Les parents d’élèves s’impliquent



Las d’attendre une intervention des services de l’Etat pour arrêter les dégradations galopantes de l’école primaire Taghzouti Kaci, les parents d’élèves ont décidé, d’un commun accord, de s’y impliquer pour pallier au plus urgent.

En effet, ceci se fera à travers des opérations de volontariat auxquelles ont contribué des artisans en maçonnerie, des plombiers et autres menuisiers, et ce, après avoir collecté de l’argent pour l’achat des articles, tels que des vitres, des fenêtres, des poignets et passes partout des portes, des robinets pour remplacer ceux usés et vétustes. Durant la première opération qui a été déclenchée, vendredi dernier, les parents ont déplacé la citerne à eau qui a été installée dans la cour et qui gênait les élèves, et l’ont montée sur un socle en béton au niveau d’un espace retiré et inoccupé de la cour hors de portée des enfants. Ensuite, ils ont procédé à la modification des escaliers menant vers les classes, en parallèle au renouvellement de l’installation de la plomberie, la reprise des avaloirs et regards d’évacuation de l’eau au niveau de la cour pour mettre fin à l’accumulation d’énormes flaques des eaux pluviales. Enfin, ils procéderont au remplacement de tous les articles de la boiserie portes et fenêtre, cela concernant le premier volet de l’opération en attendant le week-end prochain pour continuer le reste à réaliser. Le groupe de parents que nous avions rencontré sur les lieux, lundi dernier, déplorent l’état des anciens tableaux en bois vermoulus qui n’ont pas été encore remplacés par ceux électroniques comme le reste des établissements scolaires.

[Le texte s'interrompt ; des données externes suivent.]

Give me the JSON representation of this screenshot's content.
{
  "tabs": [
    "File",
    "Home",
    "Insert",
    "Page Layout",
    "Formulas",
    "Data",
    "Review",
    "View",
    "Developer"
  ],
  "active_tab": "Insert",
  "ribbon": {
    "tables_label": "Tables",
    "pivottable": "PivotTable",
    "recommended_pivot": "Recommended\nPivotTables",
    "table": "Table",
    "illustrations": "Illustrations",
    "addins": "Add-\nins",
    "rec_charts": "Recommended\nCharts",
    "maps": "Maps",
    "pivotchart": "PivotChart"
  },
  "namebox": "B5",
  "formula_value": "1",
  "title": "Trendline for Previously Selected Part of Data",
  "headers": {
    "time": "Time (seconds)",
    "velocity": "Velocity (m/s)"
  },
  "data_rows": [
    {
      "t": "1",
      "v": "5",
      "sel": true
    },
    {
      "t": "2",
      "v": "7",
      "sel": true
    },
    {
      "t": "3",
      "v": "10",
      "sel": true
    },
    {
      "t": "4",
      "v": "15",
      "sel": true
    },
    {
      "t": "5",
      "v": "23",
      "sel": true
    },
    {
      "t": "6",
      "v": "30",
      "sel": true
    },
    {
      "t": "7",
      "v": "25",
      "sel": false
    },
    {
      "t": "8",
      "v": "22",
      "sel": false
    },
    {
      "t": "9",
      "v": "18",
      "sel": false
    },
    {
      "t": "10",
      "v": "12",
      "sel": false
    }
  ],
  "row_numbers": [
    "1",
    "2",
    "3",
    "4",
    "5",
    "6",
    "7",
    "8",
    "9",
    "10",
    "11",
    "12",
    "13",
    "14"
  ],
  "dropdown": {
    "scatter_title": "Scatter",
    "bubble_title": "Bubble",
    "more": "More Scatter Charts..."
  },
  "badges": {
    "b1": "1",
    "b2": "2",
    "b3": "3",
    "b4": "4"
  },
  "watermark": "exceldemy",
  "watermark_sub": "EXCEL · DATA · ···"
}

La cantine scolaire dans un lamentable état de délabrement

C’est dans cette cantine prise en sandwich entre les deux écoles primaires Taghzouti Kaci et Kechadi Amar, et sur laquelle apparaissent des dégradations et une vétusté qui donnent des sueurs froides sur le volet hygiène notamment, que se restaurent les 450 élèves des deux établissements réalisés en même temps. D’entrée, c’est l’infrastructure, elle-même, composée d’un réfectoire et de cuisines, qui affiche une sensible usure avec des murs de façades fissurés et parcourus par des lézardées inquiétantes. A cela s’ajoute la saleté, et ce, du fait de ne pas avoir été ravalée depuis plusieurs années. Une usure aggravée par l’infiltration des eaux pluviales à partir de la toiture dont des tuiles cassées n’ont pas été remplacées au point où ces eaux ont pratiqué des troues au plafond, plusieurs carreaux des fenêtres du réfectoire brisés aussi n’ont pas été renouvelés, ajouté à l’absence de chauffage dans cette grande salle traversée par des courants d’air qui la transforment en une véritable chambre froide. Dans la salle qui sert de cuisine, les choses sont plus pires avec de la saleté accrochée aux façades intérieures, du carrelage défoncé, des regards d’évacuation dont les grilles en fer sont rouillées. Cela en parallèle à la totalité des équipements et ustensiles de cuisine anciens vétustes, dont la cuisine en inox est hors d’usage depuis plusieurs années, selon nos accompagnateurs. Elle a été remplacée par des réchauds noirs traditionnels posés à même le sol dont quelques uns ont perdu leurs trépieds, qui ont été remplacés par des briques ou des boites de conserve vides, et parmi lesquels circule le personnel affecté aux cuisines et réfectoire. Nous apprenons que la commission d’hygiène scolaire était passée par là, il y a quelques semaines, et a cochée toutes ces carences sur procès verbal sans qu’aucune suite ne soit donnée. Un cas sur lequel doit se pencher le service de la prévention du secteur de la santé dans les meilleurs délais.